O homem com maior poder do Rio de Janeiro, o Vice-Rei Marques de Lavradio
orgulhava-se de sua saúde afirmando conservar-se “bem sem sarnas nem perebas,
moléstia que aqui padecem todos e só não tenho escapado aos bichinhos do pé,
porque estes me têm perseguido barbaramente”.
O
bicho-de-pé (Tunga penetrans)
pertence à ordem das pulgas (Siphonaptera).

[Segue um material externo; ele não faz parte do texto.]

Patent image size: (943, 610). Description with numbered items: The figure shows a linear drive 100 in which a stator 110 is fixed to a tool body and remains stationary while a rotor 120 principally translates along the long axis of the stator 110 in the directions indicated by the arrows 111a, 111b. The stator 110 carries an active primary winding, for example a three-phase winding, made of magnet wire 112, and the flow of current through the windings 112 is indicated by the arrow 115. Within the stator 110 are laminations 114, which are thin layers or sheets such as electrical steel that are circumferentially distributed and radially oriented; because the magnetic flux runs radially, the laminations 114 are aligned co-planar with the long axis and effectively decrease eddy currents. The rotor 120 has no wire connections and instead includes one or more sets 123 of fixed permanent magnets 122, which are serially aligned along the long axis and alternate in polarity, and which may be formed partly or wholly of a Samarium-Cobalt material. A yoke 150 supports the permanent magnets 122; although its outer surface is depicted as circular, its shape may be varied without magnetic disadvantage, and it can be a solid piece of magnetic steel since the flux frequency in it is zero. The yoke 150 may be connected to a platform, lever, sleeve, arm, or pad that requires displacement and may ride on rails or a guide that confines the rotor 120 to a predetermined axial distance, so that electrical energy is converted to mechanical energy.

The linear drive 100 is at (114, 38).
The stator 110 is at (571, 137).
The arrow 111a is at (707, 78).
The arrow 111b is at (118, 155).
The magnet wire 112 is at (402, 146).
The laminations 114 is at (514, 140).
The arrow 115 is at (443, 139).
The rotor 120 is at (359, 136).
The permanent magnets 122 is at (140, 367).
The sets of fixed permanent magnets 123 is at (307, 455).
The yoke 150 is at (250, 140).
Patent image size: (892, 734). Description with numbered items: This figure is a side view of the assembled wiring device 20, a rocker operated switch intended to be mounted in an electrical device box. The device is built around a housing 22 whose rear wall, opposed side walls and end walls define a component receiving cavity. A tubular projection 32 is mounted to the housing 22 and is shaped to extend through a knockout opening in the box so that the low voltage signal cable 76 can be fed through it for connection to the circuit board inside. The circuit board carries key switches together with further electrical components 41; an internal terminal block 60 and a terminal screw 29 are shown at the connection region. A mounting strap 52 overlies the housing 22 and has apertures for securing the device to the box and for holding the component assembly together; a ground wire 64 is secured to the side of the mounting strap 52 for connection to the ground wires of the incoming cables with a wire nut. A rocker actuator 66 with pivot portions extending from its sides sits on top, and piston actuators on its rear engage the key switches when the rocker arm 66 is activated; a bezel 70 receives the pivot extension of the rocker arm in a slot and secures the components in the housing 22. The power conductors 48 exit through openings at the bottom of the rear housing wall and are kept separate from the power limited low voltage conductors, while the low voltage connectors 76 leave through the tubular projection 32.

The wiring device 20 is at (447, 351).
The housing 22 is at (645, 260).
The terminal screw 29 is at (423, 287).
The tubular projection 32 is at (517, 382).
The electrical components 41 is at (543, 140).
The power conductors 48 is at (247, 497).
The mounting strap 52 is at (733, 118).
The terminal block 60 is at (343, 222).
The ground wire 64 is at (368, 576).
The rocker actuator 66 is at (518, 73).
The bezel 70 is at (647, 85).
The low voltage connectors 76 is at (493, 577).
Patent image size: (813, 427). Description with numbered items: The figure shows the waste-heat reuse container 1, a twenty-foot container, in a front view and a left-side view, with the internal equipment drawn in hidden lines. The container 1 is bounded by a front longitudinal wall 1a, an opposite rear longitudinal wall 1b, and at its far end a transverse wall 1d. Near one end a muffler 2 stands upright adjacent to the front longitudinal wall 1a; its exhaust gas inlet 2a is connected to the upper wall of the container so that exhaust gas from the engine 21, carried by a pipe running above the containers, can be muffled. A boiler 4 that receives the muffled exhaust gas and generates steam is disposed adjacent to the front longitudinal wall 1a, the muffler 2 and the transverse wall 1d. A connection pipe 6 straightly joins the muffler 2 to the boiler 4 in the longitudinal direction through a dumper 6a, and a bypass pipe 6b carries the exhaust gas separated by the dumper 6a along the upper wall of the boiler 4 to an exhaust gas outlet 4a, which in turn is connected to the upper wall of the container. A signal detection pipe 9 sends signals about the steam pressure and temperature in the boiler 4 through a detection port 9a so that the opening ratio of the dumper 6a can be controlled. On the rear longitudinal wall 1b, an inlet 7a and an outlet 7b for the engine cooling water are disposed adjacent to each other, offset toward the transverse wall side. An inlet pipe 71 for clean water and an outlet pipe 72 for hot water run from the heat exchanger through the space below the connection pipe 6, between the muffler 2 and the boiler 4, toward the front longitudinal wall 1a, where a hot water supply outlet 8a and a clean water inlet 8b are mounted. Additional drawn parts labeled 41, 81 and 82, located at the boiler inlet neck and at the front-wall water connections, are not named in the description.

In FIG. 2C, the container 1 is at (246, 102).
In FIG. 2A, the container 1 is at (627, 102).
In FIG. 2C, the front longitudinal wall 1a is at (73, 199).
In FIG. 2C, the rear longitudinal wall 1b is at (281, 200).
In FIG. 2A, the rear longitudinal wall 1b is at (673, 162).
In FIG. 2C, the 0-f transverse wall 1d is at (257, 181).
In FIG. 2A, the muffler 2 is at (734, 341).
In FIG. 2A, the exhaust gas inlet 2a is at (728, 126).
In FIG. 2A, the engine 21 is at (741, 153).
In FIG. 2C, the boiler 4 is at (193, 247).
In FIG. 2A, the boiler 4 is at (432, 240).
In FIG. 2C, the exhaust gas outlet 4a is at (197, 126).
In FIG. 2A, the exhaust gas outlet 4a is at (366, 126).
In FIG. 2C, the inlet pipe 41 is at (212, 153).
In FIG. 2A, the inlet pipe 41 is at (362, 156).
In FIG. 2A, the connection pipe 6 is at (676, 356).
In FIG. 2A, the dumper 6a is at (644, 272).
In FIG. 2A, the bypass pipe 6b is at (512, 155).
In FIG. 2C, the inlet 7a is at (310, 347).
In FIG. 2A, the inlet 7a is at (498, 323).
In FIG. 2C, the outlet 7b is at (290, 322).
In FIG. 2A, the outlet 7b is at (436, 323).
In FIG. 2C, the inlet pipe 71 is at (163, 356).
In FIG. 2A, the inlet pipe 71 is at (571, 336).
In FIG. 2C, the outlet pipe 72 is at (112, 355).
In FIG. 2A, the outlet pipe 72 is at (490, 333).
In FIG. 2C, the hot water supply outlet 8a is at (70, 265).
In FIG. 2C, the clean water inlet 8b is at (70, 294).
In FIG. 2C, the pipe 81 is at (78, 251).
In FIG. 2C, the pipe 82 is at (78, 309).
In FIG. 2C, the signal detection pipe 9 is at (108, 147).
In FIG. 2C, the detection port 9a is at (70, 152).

Assim como outros insetos, a fêmea é que infecta o ser humano, penetrando na
pele pelos pés e alimentando-se do sangue, podendo causar ulcerações graves e
propiciando outras infecções. O inseto nativo da América do Sul, este ano
também passou o veraneio no Cassino, pois casos de infectação foram
registrados. O alemão Carl Seidler na década de 1820 retratou o pavor causado
pelo bicho-de-pé: “Ainda me lembro bem que havia soldados que extraíam 30 a 40 saquinhos deste bicho,
cheio de ovos, cada um dos quais saquinhos deixava um buraco do tamanho de uma
ervilha, extração muito dolorosa e já no dia seguinte número igual se alojara,
notadamente nas unhas e nos calcanhares. Para evitar isso, muitos de nós
limitávamos a abrir o saquinho cheio daquela criatura do diabo e lhe deitávamos
encima um pouco de mercúrio”. O desespero levava a colocação de mercúrio, uma
substância extremamente tóxica para o organismo e que poderia levar a demência
mental.
A
praga dos piolhos também infestava as cabeças! Após as refeições, para
repugnância dos estrangeiros que relataram à cena, mulheres catavam avidamente
os piolhos nas cabeças dos familiares... É preciso ressaltar que estas
observações dos viajantes estrangeiros não devem ser tomadas de forma
totalizadora, ou seja, que todos respeitavam rigorosamente os preceitos da “completa
falta de higiene”. Possivelmente, havia exceções... Mas novos preceitos de
higiene puxados pelo saber médico-higienista somente se disseminarão a partir
da segunda metade do século 19. Porém, as práticas burguesas de cuidado e
redescoberta com o corpo estarão em sintonia com a contramão deste processo de
higienização: o rápido processo industrial que formará periferias e favelas em
que as pessoas habitarão em péssimas condições de vida.
Mary
Del Priore conclui que observar as relações entre a higiene e o pudor permite
refletir como os processos civilizatórios modelaram gradualmente as sensações
corporais, aumentando seu refinamento, desenrolando suas sutilezas.